We break down the specifics of the FTHBI, how accessible it is and, most importantly, the potential pitfalls you should know about.
Who’s eligible for the First-Time Home Buyer Incentive?
For the FTHBI, “first-time home buyers” are not only those who have never owned a home before, but it can also include previous homeowners who have gone through a divorce or breakdown of a common-law partnership, or people who have not lived in a home that they owned (or that was owned by their spouse or common-law partner) for the past four years.
To be eligible for the program, however, you also need to meet the following criteria:
- Your qualifying household income is less than $120,000. Qualifying income includes money earned from investments and rental income, not just your job(s).
- You have at least the minimum down payment. The minimum down payment is 5% of the first $500,000 of the home’s purchase price, and 10% for any amount above that. However, the total amount you put down (including the FTHBI amount) must be less than 20% of the home’s purchase price. This maximum down-payment rule also assures that the FTHBI applies only to the Canada Mortgage and Housing Corporation (CMHC) mortgage-default-insured mortgages.
- You are borrowing less than four times your qualifying income. Since the maximum qualifying income is $120,000, the most any eligible buyer can borrow (and still be able to apply for the incentive) is $480,000—including the mortgage, mortgage insurance and the FTHBI amount. Lower-income earners who want to apply for the incentive are limited to borrowing even less, which would be challenging considering that the average price of a home in Canada in October 2021 was $716,585, according to data from the Canadian Real Estate Association.
For those looking to buy in Toronto, Vancouver or Victoria
In May 2021, the federal government and the CMHC, which administers the FTHBI program, expanded the eligibility rules for home buyers in three of the country’s most expensive markets. So, if you’re buying a home in the census metropolitan areas of Toronto, Vancouver and Victoria, you must meet these amended criteria:
- Your qualifying household income is less than $150,000. Again, this includes annual earnings from all sources, not just employment income.
- You have at least the minimum down payment. These requirements are the same as above.
- You are borrowing less than 4.5 times your qualifying income.

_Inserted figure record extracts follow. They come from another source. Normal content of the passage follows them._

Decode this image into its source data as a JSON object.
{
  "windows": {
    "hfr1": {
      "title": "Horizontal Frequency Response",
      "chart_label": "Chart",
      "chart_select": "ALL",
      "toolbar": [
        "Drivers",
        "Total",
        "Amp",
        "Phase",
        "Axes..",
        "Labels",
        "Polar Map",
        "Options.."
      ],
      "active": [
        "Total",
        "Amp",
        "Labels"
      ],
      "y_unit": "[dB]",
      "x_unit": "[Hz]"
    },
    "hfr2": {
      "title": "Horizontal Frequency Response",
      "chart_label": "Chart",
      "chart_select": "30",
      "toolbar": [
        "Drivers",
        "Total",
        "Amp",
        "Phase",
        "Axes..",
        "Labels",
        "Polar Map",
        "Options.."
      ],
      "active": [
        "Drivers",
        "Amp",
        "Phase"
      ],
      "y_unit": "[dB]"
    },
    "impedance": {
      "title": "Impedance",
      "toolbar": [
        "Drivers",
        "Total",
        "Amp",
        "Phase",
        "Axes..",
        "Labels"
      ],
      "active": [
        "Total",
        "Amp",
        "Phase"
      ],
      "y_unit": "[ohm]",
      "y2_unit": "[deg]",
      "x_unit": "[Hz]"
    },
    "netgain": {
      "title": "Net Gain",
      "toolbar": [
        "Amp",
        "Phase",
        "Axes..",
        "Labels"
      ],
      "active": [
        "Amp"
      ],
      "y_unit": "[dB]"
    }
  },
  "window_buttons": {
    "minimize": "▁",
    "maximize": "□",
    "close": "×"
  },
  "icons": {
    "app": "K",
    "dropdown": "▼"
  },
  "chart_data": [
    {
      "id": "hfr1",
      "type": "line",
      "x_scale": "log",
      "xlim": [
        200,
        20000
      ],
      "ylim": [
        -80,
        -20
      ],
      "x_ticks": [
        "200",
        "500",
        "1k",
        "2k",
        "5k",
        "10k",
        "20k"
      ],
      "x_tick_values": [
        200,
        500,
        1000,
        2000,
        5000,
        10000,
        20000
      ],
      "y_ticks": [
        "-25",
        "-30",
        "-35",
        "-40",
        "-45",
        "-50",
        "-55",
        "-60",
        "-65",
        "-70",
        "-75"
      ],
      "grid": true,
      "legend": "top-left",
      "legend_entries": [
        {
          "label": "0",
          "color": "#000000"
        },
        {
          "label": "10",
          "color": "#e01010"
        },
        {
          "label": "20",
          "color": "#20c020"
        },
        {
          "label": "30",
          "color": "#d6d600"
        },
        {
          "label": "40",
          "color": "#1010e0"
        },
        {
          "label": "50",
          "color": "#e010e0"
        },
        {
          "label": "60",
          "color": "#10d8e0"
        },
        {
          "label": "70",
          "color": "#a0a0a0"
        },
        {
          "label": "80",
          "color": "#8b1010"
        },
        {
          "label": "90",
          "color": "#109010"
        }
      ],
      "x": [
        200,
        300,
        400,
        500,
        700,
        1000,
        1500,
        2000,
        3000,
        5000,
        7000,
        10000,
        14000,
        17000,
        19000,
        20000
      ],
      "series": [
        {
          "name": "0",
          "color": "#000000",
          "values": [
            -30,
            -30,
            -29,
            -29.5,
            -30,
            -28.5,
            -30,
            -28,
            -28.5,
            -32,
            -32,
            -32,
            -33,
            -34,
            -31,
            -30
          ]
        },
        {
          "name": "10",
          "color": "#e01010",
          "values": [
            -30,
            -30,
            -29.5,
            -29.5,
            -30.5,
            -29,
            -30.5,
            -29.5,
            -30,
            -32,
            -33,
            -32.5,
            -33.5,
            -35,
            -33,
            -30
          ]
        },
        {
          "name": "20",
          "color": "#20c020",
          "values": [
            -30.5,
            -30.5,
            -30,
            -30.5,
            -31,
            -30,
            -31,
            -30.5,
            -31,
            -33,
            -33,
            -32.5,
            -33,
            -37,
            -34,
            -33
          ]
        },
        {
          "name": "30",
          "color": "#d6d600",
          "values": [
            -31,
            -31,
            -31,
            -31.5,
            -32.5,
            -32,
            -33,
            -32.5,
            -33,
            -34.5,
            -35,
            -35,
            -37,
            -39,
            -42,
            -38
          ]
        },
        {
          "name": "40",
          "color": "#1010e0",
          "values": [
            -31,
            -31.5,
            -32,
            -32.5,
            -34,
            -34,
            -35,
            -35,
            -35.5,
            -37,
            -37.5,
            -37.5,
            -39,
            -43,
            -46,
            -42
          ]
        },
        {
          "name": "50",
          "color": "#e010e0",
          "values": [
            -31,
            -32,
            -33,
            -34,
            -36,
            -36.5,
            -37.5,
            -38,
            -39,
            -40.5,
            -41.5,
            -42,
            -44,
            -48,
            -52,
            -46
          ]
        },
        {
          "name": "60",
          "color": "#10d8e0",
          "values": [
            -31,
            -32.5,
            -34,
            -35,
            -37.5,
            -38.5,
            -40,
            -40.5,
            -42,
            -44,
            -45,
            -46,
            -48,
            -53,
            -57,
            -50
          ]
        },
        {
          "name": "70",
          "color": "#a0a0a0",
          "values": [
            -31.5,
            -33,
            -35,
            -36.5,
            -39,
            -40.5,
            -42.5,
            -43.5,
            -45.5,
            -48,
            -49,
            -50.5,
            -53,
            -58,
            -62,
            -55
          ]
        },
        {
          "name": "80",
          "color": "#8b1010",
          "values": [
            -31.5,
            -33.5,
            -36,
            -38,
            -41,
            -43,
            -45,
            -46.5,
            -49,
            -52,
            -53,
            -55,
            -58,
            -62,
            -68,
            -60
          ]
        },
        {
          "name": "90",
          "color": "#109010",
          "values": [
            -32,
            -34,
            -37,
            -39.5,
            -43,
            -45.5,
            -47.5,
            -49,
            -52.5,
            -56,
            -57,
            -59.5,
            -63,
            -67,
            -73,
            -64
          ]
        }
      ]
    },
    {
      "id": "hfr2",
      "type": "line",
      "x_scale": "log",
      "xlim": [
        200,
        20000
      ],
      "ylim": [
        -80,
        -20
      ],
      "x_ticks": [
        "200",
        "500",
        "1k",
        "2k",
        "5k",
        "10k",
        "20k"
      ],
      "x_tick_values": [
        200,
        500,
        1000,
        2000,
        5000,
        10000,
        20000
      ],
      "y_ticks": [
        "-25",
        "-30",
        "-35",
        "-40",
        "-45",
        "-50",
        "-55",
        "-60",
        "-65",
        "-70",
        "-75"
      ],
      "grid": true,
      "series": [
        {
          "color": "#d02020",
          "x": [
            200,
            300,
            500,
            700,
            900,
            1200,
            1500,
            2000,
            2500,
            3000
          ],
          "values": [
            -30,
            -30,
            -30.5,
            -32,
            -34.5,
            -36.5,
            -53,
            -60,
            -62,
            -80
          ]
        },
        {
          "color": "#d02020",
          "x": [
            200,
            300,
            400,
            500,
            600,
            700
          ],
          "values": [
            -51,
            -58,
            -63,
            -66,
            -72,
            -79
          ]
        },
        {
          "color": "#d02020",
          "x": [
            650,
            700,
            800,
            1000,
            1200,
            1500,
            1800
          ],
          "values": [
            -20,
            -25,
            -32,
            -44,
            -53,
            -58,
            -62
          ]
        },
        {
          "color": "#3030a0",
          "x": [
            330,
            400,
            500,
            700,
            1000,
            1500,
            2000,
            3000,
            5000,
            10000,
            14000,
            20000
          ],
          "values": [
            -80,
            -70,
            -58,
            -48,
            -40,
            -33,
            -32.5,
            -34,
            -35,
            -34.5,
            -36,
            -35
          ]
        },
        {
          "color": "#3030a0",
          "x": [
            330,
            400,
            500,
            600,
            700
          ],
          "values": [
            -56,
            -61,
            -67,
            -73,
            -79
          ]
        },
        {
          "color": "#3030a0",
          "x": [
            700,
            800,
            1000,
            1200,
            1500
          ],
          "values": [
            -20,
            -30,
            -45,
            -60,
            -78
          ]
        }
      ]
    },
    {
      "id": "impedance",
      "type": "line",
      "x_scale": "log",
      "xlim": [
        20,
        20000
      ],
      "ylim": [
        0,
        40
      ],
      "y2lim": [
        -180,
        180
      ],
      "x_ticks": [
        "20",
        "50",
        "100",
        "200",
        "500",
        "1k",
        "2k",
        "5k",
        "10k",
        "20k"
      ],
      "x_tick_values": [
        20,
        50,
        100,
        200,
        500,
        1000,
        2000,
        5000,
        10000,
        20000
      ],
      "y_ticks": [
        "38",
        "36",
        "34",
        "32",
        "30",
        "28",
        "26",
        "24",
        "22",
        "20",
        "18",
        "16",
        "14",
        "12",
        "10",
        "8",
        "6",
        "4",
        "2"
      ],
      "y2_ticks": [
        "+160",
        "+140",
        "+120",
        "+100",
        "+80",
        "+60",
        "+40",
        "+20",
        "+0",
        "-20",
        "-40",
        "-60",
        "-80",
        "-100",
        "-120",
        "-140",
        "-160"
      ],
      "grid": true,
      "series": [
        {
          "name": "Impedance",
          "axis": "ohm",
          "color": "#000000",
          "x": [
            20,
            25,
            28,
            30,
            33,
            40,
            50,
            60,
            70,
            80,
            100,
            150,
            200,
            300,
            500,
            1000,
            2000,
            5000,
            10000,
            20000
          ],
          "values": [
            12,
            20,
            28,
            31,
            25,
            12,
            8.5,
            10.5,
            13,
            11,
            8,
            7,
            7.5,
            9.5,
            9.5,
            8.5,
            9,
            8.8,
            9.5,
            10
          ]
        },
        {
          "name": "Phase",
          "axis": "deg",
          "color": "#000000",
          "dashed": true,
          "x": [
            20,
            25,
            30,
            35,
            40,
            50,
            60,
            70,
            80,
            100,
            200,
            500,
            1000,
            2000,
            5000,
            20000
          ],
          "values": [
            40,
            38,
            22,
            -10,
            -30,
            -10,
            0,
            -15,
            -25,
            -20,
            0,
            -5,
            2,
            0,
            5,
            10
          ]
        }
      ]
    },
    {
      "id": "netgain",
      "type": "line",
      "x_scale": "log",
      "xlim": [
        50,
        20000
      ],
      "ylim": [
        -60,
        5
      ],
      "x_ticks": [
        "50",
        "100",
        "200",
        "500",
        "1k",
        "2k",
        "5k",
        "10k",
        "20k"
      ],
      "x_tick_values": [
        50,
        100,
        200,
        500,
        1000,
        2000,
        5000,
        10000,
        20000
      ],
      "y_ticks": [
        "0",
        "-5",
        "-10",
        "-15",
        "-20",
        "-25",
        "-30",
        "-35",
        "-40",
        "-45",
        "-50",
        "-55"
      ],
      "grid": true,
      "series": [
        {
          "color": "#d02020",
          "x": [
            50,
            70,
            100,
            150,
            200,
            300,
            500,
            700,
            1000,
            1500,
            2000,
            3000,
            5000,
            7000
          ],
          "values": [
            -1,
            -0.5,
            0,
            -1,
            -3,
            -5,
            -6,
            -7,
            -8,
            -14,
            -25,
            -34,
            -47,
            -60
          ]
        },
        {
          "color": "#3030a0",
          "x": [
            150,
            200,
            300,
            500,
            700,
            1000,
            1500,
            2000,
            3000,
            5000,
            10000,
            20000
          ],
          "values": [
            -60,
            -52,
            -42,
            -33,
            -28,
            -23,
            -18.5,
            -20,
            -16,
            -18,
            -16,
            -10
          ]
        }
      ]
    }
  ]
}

In this case, because the maximum qualifying income is $150,000, the most any eligible buyer can borrow (including mortgage, mortgage insurance and FTHBI) is $600,000. While that raises the maximum qualifying purchase price in these cities to $722,000 (from the previous $505,000 maximum purchase price, which still applies in the rest of Canada), it still falls short of the $1.13 million, $1.2 million, and $871,000 average selling prices in Toronto, Vancouver and Victoria, respectively, in October 2021.

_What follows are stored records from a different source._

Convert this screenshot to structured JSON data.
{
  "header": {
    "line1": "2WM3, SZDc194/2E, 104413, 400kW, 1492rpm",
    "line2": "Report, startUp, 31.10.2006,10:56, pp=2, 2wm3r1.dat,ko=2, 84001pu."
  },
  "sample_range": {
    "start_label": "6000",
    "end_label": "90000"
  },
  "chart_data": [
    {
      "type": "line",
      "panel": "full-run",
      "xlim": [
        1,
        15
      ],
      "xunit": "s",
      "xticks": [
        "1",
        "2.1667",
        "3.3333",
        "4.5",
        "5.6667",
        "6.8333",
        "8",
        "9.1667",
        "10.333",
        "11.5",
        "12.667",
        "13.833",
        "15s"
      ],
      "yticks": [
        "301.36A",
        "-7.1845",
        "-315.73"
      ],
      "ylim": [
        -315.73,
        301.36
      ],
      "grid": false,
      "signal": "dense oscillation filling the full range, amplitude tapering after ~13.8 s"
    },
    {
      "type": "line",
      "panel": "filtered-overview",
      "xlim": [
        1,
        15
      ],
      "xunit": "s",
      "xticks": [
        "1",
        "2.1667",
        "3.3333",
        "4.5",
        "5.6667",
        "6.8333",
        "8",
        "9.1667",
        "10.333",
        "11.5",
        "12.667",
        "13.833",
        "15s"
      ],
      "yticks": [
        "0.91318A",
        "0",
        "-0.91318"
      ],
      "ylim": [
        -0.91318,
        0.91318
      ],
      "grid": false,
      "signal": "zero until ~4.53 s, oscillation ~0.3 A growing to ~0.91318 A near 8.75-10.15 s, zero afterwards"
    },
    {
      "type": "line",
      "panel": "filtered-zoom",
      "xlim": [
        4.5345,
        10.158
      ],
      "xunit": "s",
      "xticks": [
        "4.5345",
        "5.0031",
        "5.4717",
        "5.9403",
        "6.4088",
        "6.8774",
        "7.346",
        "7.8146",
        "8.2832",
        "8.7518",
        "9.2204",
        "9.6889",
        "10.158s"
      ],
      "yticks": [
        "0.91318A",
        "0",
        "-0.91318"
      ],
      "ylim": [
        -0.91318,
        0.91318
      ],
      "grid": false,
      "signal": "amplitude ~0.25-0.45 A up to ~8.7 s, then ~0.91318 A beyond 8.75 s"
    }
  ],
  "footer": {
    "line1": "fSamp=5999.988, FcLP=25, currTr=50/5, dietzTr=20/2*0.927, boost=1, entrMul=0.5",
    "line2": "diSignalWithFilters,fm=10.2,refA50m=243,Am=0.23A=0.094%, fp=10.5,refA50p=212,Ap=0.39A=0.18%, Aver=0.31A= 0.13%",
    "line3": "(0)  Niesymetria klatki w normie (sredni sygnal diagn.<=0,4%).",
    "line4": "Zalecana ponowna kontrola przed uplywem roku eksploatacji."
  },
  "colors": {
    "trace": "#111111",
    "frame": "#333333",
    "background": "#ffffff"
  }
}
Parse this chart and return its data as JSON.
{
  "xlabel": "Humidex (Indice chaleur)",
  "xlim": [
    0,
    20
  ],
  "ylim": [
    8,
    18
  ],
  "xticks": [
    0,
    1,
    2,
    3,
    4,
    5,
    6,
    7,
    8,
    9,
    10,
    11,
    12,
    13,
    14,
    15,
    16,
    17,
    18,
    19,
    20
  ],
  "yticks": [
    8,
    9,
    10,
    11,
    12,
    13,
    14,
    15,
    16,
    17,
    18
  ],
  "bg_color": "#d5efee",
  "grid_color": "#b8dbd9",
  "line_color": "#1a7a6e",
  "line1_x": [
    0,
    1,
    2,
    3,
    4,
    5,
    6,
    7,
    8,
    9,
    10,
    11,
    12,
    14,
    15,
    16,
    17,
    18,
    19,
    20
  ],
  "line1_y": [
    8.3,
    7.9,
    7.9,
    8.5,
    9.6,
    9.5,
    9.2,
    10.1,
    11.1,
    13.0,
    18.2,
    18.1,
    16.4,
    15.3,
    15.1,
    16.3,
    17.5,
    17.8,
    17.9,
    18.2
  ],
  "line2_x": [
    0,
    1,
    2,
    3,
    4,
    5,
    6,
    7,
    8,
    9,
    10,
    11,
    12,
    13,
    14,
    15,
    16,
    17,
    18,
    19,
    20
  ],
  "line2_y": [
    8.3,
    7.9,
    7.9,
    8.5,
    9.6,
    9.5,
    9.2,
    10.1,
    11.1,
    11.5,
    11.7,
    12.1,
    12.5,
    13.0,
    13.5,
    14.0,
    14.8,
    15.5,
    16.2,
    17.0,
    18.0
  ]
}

“For people who live in larger cities, these limits probably seem ridiculous,” says Sandi Martin, a fee-for-service Certified Financial Planner and partner of the virtual services firm Spring Financial Planning. “But in smaller city centres, where incomes and home prices are lower, this incentive may be the difference between someone being able to afford a home or not.”
What to know about repaying the incentive
If you meet the eligibility criteria, you can apply for the incentive, which comes in the form of a shared equity mortgage with the Government of Canada. (It’s called a shared equity mortgage because the government shares in any gains or losses on the home’s equity. More on this below.)
The government will loan buyers 5% of the purchase price for a resale home, or 10% for a new one. That works out to a possible $50,000 on a new $500,000 home, or $25,000 on a $500,000 resale property. That could save you a little bit on your mortgage payment and monthly insurance premium—somewhere around $100 to $300 per month, according to the federal government’s calculations.